Lost Highway is a 2003 opera adaptation of the 1997 David Lynch film of the same name, by Austrian composer Olga Neuwirth with the libretto by 2004 Nobel Prize-winner Elfriede Jelinek.

== Premieres ==
The opera was premiered in Graz in 2003 at the Steirischer Herbst Festival of New Music with the live-electronics and sound design realized at the Institute of Electronic Music and Acoustics (IEM) using the open source software Pure Data, conducted by Johannes Kalitzke.

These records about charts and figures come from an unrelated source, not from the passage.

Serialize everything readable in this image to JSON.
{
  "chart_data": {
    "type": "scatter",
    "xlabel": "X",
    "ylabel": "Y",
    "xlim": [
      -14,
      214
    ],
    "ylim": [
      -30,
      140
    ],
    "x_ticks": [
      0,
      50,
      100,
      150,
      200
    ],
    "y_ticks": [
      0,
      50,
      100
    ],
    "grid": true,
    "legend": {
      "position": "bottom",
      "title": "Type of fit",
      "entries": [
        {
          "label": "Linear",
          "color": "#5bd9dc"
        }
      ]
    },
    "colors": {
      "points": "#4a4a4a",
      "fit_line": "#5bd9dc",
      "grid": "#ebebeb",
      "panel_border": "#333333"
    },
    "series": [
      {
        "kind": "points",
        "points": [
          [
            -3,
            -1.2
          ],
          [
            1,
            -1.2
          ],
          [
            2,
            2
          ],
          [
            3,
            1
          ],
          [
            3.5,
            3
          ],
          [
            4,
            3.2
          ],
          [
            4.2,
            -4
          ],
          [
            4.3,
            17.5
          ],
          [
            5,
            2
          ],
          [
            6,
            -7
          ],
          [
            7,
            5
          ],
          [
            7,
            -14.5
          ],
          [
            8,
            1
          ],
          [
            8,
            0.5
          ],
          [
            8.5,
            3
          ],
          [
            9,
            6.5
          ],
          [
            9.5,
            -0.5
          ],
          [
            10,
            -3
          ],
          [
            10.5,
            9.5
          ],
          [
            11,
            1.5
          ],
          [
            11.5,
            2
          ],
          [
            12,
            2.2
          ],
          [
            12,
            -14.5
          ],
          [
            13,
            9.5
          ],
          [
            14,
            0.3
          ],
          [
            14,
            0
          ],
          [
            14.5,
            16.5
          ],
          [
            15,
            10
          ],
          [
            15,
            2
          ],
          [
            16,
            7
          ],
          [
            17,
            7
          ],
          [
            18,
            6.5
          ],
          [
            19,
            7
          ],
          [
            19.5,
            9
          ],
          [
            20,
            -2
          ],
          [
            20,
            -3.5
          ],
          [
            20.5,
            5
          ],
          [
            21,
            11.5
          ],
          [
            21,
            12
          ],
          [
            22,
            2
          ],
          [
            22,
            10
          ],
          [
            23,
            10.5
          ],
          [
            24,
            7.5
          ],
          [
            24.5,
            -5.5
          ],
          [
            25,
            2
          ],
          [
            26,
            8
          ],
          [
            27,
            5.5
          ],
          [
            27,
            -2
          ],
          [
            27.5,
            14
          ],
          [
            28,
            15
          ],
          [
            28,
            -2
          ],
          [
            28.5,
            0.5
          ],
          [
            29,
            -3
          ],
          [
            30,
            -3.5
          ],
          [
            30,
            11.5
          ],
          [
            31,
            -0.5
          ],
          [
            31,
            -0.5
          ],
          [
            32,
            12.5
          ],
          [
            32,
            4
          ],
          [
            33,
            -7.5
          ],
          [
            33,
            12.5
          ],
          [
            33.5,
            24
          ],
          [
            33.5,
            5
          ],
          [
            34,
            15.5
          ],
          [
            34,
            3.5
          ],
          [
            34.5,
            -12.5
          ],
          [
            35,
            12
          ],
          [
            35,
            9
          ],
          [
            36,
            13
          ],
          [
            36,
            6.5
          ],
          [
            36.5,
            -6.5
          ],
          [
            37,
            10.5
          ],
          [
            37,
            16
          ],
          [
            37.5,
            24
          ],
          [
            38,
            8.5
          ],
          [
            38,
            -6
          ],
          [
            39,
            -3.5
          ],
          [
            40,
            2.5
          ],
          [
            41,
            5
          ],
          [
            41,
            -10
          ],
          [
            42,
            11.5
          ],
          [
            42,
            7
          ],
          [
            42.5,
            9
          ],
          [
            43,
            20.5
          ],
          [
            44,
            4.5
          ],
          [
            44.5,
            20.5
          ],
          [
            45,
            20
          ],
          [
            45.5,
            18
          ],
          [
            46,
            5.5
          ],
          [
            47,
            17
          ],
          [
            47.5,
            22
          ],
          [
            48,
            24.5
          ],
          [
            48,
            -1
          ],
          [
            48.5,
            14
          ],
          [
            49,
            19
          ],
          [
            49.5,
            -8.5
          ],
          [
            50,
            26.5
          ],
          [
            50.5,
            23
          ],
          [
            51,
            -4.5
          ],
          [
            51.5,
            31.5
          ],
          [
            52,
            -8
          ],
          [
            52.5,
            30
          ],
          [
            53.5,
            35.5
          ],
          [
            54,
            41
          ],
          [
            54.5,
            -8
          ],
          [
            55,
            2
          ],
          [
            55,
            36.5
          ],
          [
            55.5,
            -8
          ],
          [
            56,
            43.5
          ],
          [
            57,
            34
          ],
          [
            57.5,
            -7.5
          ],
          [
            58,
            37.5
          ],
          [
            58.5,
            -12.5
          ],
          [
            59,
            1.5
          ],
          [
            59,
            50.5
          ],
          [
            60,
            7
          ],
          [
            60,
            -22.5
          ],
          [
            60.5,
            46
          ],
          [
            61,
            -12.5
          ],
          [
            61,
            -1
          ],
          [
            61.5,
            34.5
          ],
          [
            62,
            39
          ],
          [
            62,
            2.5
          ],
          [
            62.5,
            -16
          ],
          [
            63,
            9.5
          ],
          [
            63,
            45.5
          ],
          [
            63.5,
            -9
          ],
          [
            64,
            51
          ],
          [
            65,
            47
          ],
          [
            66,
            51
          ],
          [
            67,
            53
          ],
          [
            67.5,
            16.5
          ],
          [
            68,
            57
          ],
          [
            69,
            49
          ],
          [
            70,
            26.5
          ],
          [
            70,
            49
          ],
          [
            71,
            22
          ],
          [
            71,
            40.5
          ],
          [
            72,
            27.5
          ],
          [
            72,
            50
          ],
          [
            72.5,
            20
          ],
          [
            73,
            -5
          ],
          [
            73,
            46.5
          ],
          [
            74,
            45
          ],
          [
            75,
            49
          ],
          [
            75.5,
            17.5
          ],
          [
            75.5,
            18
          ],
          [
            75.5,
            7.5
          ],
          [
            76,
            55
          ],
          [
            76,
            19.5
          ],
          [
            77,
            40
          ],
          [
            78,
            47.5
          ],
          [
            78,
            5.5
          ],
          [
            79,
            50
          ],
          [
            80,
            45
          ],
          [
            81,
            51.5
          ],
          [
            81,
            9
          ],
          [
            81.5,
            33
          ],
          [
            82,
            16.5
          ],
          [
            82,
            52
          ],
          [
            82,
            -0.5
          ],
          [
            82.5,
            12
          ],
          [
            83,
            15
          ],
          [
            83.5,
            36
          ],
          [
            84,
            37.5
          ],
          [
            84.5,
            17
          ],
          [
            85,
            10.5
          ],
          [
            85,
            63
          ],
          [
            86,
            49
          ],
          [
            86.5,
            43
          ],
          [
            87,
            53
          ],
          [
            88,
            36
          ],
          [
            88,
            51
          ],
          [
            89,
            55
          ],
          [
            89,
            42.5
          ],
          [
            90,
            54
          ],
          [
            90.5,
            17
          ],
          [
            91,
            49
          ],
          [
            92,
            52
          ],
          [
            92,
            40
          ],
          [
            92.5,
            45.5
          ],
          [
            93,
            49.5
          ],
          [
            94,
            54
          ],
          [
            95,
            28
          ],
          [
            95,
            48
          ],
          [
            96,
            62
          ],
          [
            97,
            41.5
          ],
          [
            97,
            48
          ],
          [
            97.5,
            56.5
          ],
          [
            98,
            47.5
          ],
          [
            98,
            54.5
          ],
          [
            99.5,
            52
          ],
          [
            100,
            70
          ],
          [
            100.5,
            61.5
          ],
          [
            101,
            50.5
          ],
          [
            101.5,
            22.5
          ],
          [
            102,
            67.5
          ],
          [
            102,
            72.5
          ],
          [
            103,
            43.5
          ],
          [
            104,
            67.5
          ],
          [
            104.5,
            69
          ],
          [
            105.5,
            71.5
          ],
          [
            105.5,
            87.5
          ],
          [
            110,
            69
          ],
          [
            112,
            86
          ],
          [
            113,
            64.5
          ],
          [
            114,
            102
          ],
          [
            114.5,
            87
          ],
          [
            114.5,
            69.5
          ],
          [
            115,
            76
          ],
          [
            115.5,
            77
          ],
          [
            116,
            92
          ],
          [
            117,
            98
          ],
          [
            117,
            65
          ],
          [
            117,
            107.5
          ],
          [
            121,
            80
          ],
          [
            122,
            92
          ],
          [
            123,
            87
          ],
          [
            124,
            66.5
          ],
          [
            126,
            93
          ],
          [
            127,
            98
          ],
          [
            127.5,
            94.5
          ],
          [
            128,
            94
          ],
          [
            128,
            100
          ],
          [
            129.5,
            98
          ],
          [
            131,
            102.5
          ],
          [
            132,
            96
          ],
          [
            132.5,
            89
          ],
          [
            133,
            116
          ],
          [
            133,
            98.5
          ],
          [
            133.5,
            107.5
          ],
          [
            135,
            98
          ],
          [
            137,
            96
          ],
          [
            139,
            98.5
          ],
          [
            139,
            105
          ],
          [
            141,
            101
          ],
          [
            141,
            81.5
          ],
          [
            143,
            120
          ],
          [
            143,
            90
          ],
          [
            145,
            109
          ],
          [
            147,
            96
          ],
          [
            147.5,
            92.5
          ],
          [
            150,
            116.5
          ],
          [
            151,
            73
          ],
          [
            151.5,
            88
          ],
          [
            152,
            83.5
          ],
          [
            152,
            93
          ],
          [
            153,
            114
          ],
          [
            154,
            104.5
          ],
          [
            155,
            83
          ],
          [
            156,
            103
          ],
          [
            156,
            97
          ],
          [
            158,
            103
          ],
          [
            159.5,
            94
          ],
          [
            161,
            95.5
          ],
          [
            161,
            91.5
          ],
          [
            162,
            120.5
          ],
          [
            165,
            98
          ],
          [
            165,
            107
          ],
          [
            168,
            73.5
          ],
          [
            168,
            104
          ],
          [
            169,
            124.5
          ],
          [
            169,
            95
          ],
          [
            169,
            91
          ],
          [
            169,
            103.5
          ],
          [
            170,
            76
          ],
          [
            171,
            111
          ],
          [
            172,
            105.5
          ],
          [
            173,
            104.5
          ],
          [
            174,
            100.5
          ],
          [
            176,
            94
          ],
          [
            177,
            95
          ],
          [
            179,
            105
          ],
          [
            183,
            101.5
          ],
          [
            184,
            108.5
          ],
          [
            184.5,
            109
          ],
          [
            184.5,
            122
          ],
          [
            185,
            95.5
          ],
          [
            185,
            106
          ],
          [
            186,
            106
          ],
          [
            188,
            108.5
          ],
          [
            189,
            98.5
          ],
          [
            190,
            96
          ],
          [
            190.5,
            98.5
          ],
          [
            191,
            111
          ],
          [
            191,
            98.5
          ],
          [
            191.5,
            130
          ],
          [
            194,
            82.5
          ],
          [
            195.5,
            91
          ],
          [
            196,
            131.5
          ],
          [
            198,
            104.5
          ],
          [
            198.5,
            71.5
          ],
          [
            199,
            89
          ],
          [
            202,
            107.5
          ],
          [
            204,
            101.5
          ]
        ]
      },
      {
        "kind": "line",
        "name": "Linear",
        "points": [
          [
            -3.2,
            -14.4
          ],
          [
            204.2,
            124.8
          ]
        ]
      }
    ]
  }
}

It made its American premiere at Finney Chapel in Oberlin, Ohio, and at the Miller Theater in New York City in February 2007, in a production performed by students from the Oberlin Conservatory of Music. It was directed by Jonathon Field, with sound design by Tom Lopez, produced by Lewis Nielson, and set design by Scott Dane Knowles. Barry Bryan portrayed Fred Madison.

It premiered in the UK in an ENO production at the Young Vic in April 2008. This production was directed by Diane Paulus, with set and costume design by Riccardo Hernandez, video design by Philip Bussmann, lighting design by Mimi Jordan Sherin and sound design by Markus Noisternig. The cast included Mark Bonnar as Fred Madison, Quirijn de Lang as Pete Dayton, Valérie MacCarthy as Renne/Alice, Christopher Robson as The Mystery Man and David Moss as Mr Eddy/Dick Laurent.

The German premiere was staged at the Bockenheimer Depot in Frankfurt by Yuval Sharon, with David Moss, among others.

== Roles ==

| Role | Voice type | Premiere cast, 2003 Conductor: Johannes Kalitzke |
| Pete | high baritone | Georg Nigl |
| Fred | actor | Vincent Crowley |
| Alice / Renee | soprano | Constance Hauman |
| Mr. Eddy / Dick Laurent | singer / actor / improvising musician | David Moss |
| Mystery Man | countertenor | Andrew Watts |
| Andy | countertenor |
| Pete's mother | actress, also singing |
| Pete's father | actor, also singing |
| Guard / Detective Lou | actor, also singing |
| Doctor / The Man / Detective Hank | actor, also singing |
| Director of prison / Arnie | actor, also singing |

== Reception ==
In 2019, writers of The Guardian ranked Lost Highway the 13th greatest work of art music since 2000.